Le faux, c’est aussi cette tentative grossière de maquiller la vérité sur l’un des candidats emblématiques de notre histoire nationale. Peut-on honnêtement soutenir que Laurent Gbagbo (notre photo) est né le 1er janvier 1945 alors que tous les documents officiels, et même l’histoire, reconnaissent sa véritable date de naissance comme étant le 31 mai 1945 ? Pourquoi ce subterfuge ? Pour créer une faille juridique ? Pour appuyer une décision d’éviction déjà prise en coulisses ? C’est non seulement une falsification de l’état civil, mais, une insulte à l’intelligence collective du peuple ivoirien.

Autre élément troublant : Les parrainages. A qui peut-on faire croire que les signatures accordées à Ouattara dont le mandat est largement contesté sont authentiques ? Qui, dans le pays réel, a validé cette démarche dans un contexte aussi opaque ? Ce système de parrainage, censé garantir la légitimité démocratique des candidats, s’est transformé en instrument de sélection arbitraire, taillé sur mesure pour servir les intérêts d’un seul homme.

Le droit dévoyé, la justice trahie

Mais, le scandale le plus criant reste sans doute l’acceptation de la candidature d’Alassane Ouattara pour un quatrième mandat. C’est une insulte à notre intelligence, un mépris ouvert de la Constitution. Que dit notre loi fondamentale ? Qu’un président ne peut faire plus de deux mandats. Et pourtant, Ouattara, fidèle à ses pratiques de contournement, se présente à nouveau. Pourquoi ? Parce qu’il contrôle les institutions ? Parce qu’il sait que personne ne lui demandera des comptes ? Parce qu’il a fait de l’Etat son patrimoine privé ?

Face à ce tableau, l’irrecevabilité des candidatures de Tidjane Thiam et de Laurent Gbagbo ne peut être vue autrement que comme une injustice flagrante, un acte politique maquillé en décision juridique. Ce n’est pas la loi qui les écarte, c’est la peur. La peur d’une alternance réelle, d’une remise en cause du système. Car Thiam incarne une vision technocratique moderne, et Gbagbo demeure, pour beaucoup, le symbole de la résistance et de la souveraineté.

Depuis avril 2011, la Côte d’Ivoire vit sous un régime d’usurpation. Ceux qui ont pris le pouvoir dans le sang n’ont cessé depuis de tordre le droit, de falsifier la vérité, de diviser les citoyens. Il n’y a donc rien d’étonnant à ce qu’aujourd’hui encore, ils poursuivent cette logique d’exclusion et de confiscation du pouvoir.

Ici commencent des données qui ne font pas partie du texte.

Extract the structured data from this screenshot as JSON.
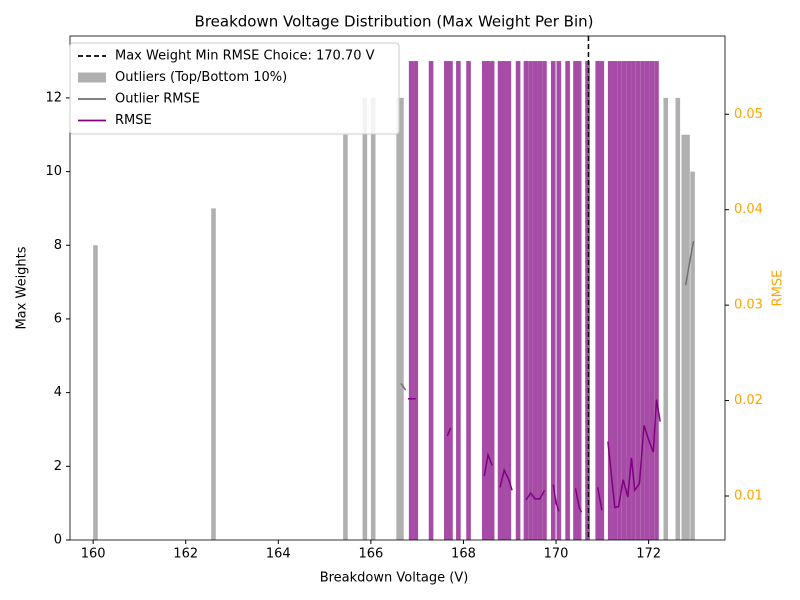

Ahoua Don Mello a été exclu du parti de Laurent Gbagbo (PPA-CI) pour être candidat indépendant

Résister mais autrement

Alors, que faire ? Mettre le pays à feu et à sang ? Ce serait tomber dans leur piège. Eux n’hésiteraient pas une seconde à le faire, comme ils l’ont déjà démontré en 2000, en 2010-2011 et en 2020. Ils peuvent se le permettre car ils ont toujours eu un pied dehors, un refuge ailleurs — au Mali, au Burkina, en Guinée… Mais nous ? Nous qui n’avons que cette terre, ce pays, ce peuple, pouvons-nous prendre le risque de le voir sombrer dans le chaos ? Sortir dans la rue ? Ils n’auraient aucun scrupule à nous massacrer. L’histoire récente l’a montré. Ce régime ne connaît ni pitié ni état d’âme. Ce n’est donc ni lâcheté, ni reddition que de dire qu’il faut emprunter une autre voie. C’est, au contraire, une forme de lucidité politique et de responsabilité morale.

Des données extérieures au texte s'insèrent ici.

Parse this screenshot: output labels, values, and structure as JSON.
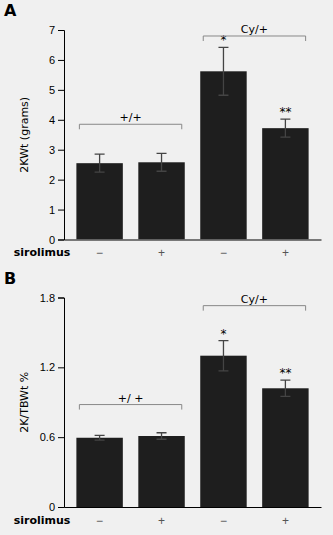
{
  "chart_data": [
    {
      "type": "bar",
      "title": "A",
      "ylabel": "2KWt (grams)",
      "xlabel": "sirolimus",
      "categories": [
        "−",
        "+",
        "−",
        "+"
      ],
      "values": [
        2.55,
        2.58,
        5.62,
        3.72
      ],
      "errors": [
        0.3,
        0.3,
        0.8,
        0.3
      ],
      "sig_labels": [
        null,
        null,
        "*",
        "**"
      ],
      "annotations": [
        {
          "text": "+/+",
          "y": 3.85
        },
        {
          "text": "Cy/+",
          "y": 6.8
        }
      ],
      "color": "#1e1e1e",
      "ylim": [
        0,
        7
      ],
      "yticks": [
        0,
        1,
        2,
        3,
        4,
        5,
        6,
        7
      ]
    },
    {
      "type": "bar",
      "title": "B",
      "ylabel": "2K/TBWt %",
      "xlabel": "sirolimus",
      "categories": [
        "−",
        "+",
        "−",
        "+"
      ],
      "values": [
        0.595,
        0.61,
        1.3,
        1.02
      ],
      "errors": [
        0.02,
        0.028,
        0.13,
        0.07
      ],
      "sig_labels": [
        null,
        null,
        "*",
        "**"
      ],
      "annotations": [
        {
          "text": "+/ +",
          "y": 0.88
        },
        {
          "text": "Cy/+",
          "y": 1.73
        }
      ],
      "color": "#1e1e1e",
      "ylim": [
        0,
        1.8
      ],
      "yticks": [
        0,
        0.6,
        1.2,
        1.8
      ]
    }
  ]
}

Deux de nos représentants ont vu leur candidature validée : Simone Gbagbo et Ahoua Don Mello. Deux figures de la mouvance souverainiste. Deux voix qui ont toujours prôné la rupture avec l’ordre néocolonial : La fin du F CFA, la fermeture des bases militaires françaises, la souveraineté monétaire, la santé pour tous, une redistribution équitable des richesses.

Certes, Simone Gbagbo a gravement dérapé en félicitant le Conseil constitutionnel, en affirmant que celui-ci avait bien fait son travail. Une telle déclaration a pu choquer, déstabiliser même, surtout, dans un contexte où tant de décisions iniques ont été prises. Mais, il faut rester lucide. Ce propos n’efface pas des années d’engagement, ni ne constitue une preuve irréfutable d’un accord secret avec le régime. On peut condamner cette prise de parole malheureuse sans pour autant soupçonner Simone Gbagbo d’avoir trahi la cause souverainiste. Elle reste, jusqu’à preuve du contraire, fidèle aux idéaux qui nous animent.

Pour une alternative souverainiste et populaire

Certains doutent peut-être de leur fidélité à ces idéaux. Mais, jusqu’à preuve du contraire, ni Simone ni Don Mello n’a renié son engagement. Si quelqu’un détient des preuves d’un revirement, qu’il les expose. Sinon, donnons-leur le bénéfice du doute. Mieux encore, soutenons-les activement. Car c’est là que réside aujourd’hui notre meilleur espoir.

L’enjeu, ce n’est pas seulement l’alternance. Ce n’est pas juste changer de président. L’enjeu, c’est une alternative, c’est-à-dire, une autre vision du pays, une autre manière de faire la politique, une Côte d’Ivoire souveraine, équitable, prospère pour tous.

Candidat à sa succession, Alassane Ouattara est finalement plus fort que toute l’opposition réunie.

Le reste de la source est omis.